覃欲洲的目光在他们身上流转一番,三人并肩而立,倒显得他才像是仇敌。
“条件呢?你想从我这里得到什麽?”
柳祈眉心轻轻一挑“覃将军应该清楚我们想要什麽。”
他们要查萧家案,可此案绝不能被翻出来。
覃欲洲目光游移,犹豫不定。
屋顶上传来瓦片碰撞的声音,覃欲洲循声看去,只见屋顶上又聚了好些个黑衣覆面之人,已将别院围住。
“覃将军。”柳祈微微擡眸,眼底含笑“你的别院困不住我,可我的暗卫可以帮你出兵制敌。”
“你这是在威胁我?”
“我一心想与覃将军合作。”
“我不会帮你们查萧家案,我劝你们死了这条心。
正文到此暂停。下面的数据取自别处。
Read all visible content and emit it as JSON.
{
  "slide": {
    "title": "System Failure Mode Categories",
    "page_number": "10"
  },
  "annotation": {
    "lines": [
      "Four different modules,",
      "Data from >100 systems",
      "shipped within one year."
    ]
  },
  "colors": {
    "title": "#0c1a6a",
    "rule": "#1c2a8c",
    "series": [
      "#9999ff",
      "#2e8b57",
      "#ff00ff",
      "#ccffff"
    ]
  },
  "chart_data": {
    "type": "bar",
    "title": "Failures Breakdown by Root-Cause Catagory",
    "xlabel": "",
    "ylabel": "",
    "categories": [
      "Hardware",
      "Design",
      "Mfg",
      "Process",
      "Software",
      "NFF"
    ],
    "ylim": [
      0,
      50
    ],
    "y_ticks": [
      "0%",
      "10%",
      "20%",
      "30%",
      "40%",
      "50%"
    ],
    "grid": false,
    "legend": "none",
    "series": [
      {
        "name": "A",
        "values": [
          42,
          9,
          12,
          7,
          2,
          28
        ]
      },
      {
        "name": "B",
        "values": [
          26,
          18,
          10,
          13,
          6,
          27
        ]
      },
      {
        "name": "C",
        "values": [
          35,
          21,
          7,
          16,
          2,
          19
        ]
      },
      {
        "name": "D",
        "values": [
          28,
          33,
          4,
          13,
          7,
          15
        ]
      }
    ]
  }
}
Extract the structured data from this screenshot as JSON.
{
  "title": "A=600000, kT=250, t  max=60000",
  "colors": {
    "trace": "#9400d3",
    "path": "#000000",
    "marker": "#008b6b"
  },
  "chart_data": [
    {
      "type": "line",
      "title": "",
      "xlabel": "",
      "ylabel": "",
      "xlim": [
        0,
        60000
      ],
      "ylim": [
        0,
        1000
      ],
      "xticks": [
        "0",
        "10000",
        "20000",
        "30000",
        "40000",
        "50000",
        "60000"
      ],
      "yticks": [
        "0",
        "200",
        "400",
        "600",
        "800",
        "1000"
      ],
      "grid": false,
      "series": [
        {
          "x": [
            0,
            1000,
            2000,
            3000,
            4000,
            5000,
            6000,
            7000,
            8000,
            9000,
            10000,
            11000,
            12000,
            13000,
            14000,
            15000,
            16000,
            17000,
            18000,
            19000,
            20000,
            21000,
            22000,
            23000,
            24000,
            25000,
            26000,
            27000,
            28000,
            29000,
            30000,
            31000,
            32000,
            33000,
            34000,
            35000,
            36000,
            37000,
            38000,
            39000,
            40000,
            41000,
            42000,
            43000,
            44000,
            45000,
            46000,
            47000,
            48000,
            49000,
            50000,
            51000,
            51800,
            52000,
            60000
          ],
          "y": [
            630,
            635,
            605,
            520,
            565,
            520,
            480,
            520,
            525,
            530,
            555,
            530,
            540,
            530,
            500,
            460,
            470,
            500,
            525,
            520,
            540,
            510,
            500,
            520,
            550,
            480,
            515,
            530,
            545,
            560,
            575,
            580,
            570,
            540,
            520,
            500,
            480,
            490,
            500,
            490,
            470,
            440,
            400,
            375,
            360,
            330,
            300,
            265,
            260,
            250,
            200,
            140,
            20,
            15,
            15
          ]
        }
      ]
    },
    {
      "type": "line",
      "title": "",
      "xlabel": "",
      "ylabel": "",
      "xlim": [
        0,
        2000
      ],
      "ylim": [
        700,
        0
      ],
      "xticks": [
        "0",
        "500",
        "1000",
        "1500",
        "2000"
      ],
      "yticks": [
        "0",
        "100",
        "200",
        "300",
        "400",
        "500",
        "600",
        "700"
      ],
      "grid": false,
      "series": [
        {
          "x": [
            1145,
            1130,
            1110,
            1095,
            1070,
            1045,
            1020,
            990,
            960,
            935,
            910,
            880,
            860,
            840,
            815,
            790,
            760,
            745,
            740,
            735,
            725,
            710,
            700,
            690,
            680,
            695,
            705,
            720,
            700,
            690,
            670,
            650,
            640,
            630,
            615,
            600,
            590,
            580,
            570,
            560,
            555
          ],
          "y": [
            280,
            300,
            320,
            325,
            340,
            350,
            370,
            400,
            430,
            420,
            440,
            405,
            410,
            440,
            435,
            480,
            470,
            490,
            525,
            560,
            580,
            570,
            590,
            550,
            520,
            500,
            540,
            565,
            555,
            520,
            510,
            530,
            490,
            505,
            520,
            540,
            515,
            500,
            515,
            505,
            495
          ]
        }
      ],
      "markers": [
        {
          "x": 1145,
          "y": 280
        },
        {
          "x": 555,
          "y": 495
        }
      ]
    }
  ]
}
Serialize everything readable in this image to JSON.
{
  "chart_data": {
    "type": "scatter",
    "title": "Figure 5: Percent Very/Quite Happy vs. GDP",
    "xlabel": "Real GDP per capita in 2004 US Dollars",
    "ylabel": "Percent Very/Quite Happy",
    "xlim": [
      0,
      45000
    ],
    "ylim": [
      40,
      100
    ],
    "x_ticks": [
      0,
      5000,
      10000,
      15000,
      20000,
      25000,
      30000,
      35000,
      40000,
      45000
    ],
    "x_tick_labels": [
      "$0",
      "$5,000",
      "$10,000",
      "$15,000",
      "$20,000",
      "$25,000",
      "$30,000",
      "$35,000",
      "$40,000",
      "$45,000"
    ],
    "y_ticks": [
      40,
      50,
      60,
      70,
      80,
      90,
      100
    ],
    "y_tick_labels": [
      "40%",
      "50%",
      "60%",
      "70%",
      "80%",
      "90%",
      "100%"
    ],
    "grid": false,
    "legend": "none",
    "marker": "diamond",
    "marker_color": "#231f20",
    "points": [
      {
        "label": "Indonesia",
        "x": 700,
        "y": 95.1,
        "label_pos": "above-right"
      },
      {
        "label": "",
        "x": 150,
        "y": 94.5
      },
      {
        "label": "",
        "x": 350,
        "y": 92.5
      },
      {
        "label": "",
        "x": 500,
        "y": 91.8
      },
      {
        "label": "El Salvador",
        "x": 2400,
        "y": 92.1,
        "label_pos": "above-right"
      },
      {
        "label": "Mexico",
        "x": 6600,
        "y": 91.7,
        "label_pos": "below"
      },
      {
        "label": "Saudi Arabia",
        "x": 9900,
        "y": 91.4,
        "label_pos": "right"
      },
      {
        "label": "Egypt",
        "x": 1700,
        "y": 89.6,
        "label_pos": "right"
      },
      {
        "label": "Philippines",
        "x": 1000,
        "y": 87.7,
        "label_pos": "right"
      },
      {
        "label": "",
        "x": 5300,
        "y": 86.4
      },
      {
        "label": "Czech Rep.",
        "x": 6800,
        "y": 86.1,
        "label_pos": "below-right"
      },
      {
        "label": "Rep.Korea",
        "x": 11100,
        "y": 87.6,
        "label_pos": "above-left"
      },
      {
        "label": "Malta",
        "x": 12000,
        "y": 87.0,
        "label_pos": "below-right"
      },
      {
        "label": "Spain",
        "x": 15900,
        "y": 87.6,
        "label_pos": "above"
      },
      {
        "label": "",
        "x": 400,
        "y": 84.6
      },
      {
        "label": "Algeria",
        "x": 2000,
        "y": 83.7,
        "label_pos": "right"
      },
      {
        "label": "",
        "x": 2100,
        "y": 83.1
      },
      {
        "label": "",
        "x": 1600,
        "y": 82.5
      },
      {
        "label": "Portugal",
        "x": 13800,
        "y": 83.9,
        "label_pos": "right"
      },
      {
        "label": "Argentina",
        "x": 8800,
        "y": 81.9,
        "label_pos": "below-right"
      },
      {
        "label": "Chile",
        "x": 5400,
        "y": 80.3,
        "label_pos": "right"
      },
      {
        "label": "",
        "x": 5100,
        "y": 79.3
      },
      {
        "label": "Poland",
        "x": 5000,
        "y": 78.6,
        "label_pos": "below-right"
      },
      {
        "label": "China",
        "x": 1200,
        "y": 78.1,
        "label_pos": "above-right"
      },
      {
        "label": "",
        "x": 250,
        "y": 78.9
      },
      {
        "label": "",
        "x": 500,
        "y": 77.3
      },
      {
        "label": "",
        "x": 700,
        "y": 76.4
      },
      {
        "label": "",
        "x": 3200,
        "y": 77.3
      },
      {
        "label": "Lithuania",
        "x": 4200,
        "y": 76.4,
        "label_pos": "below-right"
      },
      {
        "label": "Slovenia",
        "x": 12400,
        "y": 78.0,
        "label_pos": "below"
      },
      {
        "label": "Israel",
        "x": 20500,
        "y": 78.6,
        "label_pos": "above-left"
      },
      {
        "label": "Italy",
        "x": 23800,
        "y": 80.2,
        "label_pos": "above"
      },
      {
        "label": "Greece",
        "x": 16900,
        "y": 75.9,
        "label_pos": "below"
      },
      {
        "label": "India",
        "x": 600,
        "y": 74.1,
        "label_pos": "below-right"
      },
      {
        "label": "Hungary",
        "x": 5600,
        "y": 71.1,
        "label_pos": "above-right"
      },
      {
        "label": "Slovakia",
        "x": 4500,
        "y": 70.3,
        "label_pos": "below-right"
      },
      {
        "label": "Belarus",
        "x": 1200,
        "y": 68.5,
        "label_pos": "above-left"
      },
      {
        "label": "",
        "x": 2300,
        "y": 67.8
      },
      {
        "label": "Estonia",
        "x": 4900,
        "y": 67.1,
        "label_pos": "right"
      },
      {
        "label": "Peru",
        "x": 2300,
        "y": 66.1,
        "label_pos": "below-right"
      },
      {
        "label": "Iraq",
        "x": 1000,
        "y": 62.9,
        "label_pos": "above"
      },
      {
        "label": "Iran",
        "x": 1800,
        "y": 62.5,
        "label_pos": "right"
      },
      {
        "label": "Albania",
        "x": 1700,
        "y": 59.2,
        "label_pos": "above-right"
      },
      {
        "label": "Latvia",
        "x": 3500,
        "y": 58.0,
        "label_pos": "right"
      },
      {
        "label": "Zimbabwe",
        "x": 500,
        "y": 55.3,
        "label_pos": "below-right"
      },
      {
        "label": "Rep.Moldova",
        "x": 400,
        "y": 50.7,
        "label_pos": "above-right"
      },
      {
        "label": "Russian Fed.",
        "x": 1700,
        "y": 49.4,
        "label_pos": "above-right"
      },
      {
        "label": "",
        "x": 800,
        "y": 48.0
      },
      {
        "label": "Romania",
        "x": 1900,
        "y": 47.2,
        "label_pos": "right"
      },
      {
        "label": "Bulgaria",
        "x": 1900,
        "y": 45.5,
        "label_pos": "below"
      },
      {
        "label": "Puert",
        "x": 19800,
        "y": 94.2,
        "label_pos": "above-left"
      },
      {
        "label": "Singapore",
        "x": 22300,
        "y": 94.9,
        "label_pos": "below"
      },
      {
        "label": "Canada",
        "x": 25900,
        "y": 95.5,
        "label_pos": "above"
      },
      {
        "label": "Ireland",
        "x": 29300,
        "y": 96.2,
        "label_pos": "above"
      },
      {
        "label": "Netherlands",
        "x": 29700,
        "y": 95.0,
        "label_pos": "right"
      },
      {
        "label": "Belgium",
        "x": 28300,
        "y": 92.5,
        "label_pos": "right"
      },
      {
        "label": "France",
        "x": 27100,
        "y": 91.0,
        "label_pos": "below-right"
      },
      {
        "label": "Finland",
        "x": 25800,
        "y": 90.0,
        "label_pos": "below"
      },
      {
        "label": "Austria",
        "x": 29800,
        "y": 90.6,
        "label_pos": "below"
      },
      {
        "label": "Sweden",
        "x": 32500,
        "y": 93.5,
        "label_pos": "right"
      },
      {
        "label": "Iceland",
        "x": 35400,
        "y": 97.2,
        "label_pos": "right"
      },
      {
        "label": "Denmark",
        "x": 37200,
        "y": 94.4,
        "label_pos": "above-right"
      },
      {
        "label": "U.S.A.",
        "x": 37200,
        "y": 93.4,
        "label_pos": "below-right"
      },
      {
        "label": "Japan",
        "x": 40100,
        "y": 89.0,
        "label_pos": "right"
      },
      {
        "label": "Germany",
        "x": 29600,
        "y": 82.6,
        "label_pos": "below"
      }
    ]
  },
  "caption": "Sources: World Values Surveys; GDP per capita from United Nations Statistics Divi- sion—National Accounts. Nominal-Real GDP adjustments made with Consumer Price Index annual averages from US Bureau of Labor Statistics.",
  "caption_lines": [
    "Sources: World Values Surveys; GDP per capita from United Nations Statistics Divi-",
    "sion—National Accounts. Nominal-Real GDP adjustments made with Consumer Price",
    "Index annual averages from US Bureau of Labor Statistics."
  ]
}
”
“为何你就甘愿为一个懦弱之人掩埋真相?”
“当年之事并非你们这些小儿所想的那麽简单!”
“可如今的家国茍延残喘贪生怕死,梁康成又做了什麽?他懦弱无能,实在不堪大任,你当真情愿带着衆将士拱手而降吗?”
覃欲洲的目光微微一震,双唇紧闭。
踏入别院之前他收到了朝廷传来的旨意,毫不意外,又是让他们求和,这一次不是送财物,而是送公主。
覃欲洲当然清楚梁康成为何会一再避战,可今时不同往日,他们早就有能力对抗邾国了,但梁康成似乎已经低惯了头。
随着旨意而来的还有另一个消息,那便是放走柳祈和裴决。
梁康成想借此将柳祈背後的人一网打尽,可梁昭是他的亲儿子。
覃欲洲怎麽也想不通,在这件事上他分明应该保全梁昭,但他宁愿铤而走险也要借梁昭来斩草除根。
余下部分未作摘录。